In fiscal year 2018, electronic goods accounted for 11.91% of all imports, making it the third-largest contributor to India’s overall imports after crude oil and gold
Although the latest product-wise data is not available, some analysts expect the fall in consumer goods to be sharper this time around
India’s electronic imports fell for the second consecutive month in December. The decline can be attributed partly to the import duty hikes announced by the government in September. But that’s not the only factor driving imports southwards.
“The near-term slowdown in electronic imports can be indicative of slower consumption demand. Consumer sentiment has weakened recently," said Anubhuti Sahay, senior economist at Standard Chartered Bank.
According to another economist with a private sector bank, electronic imports surged ahead of the festive season, but sales fell below expectations, and this seems to have discouraged their imports in the following months. Secondly, the sharp depreciation in the rupee during that period also made imports costlier, which affected demand.
In fiscal year 2018, electronic goods accounted for 11.91% of all imports, making it the third-largest contributor to India’s overall imports after crude oil and gold.
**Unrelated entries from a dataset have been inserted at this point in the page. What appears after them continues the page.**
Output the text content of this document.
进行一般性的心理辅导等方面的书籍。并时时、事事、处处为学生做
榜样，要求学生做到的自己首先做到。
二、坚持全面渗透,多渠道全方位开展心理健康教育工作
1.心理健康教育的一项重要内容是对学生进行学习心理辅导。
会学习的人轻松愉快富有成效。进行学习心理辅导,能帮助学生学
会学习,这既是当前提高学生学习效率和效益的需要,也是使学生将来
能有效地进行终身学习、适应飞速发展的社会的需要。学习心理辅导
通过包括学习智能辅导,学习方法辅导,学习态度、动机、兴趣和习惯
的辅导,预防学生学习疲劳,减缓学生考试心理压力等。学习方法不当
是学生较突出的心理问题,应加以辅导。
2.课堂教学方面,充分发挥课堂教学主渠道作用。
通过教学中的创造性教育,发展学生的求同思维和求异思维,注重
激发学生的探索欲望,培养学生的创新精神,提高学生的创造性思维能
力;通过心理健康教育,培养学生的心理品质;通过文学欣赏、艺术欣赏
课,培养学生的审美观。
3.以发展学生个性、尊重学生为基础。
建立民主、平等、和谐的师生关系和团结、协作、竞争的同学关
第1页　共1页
On a cumulative basis in fiscal year 2019, the share of electronic goods in overall imports stands at 11.85%.
Segment-wise data for November shows that among electronics, imports of telecom equipment fell the most, followed by computer hardware peripherals, consumer electronics, and medical and scientific instruments.
Although the latest product-wise data is not yet available, some analysts expect the fall in consumer goods to be sharper this time around.
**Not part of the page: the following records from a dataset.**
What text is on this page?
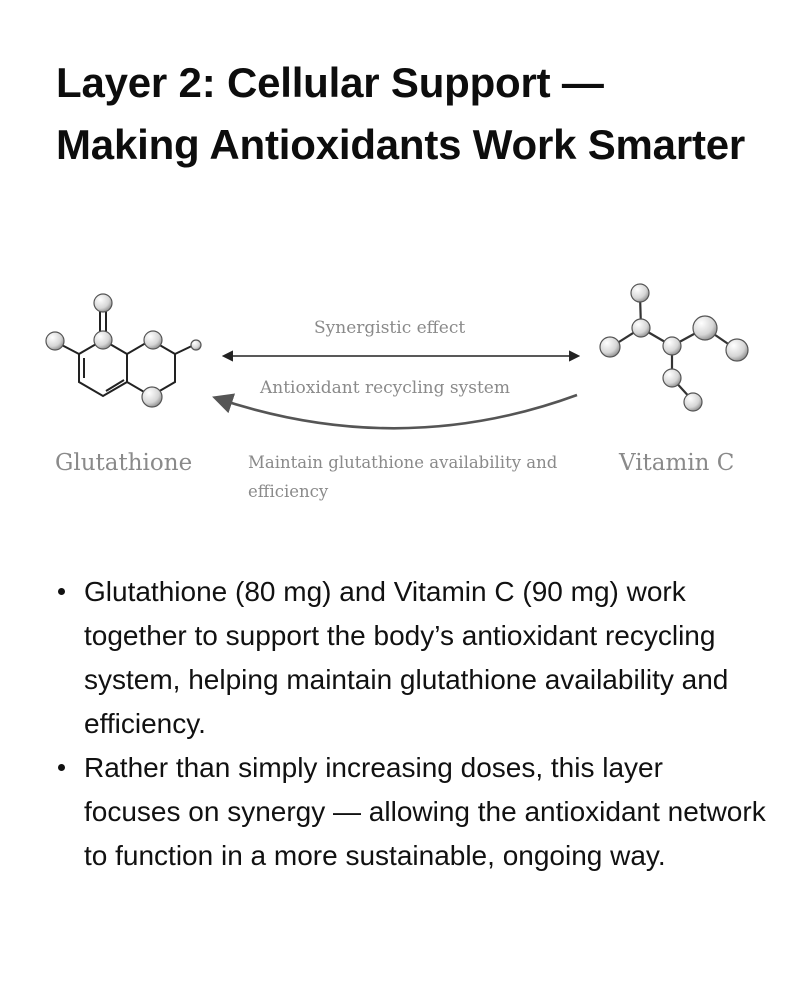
Layer 2: Cellular Support — Making Antioxidants Work Smarter
Synergistic effect
Antioxidant recycling system
Glutathione	Vitamin C
Maintain glutathione availability and efficiency
Glutathione (80 mg) and Vitamin C (90 mg) work together to support the body’s antioxidant recycling system, helping maintain glutathione availability and efficiency.
Rather than simply increasing doses, this layer focuses on synergy — allowing the antioxidant network to function in a more sustainable, ongoing way.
“Interactions with our analysts based in other parts of Asia suggest that there is some slowdown in demand for consumer products globally, particularly in smartphones. So, some softness in electronic imports could be on the back of that," said an analyst at a multinational brokerage firm.
While falling imports of electronic goods bode well for the current account deficit, it would provide some respite to the weakening rupee only if the trend sustains. “For an economy like India, electronic imports are unlikely to remain low for long. So, I would be watchful of this decline," added Sahay.
The bigger worry, of course, was what the data reveals about consumption demand for electronics.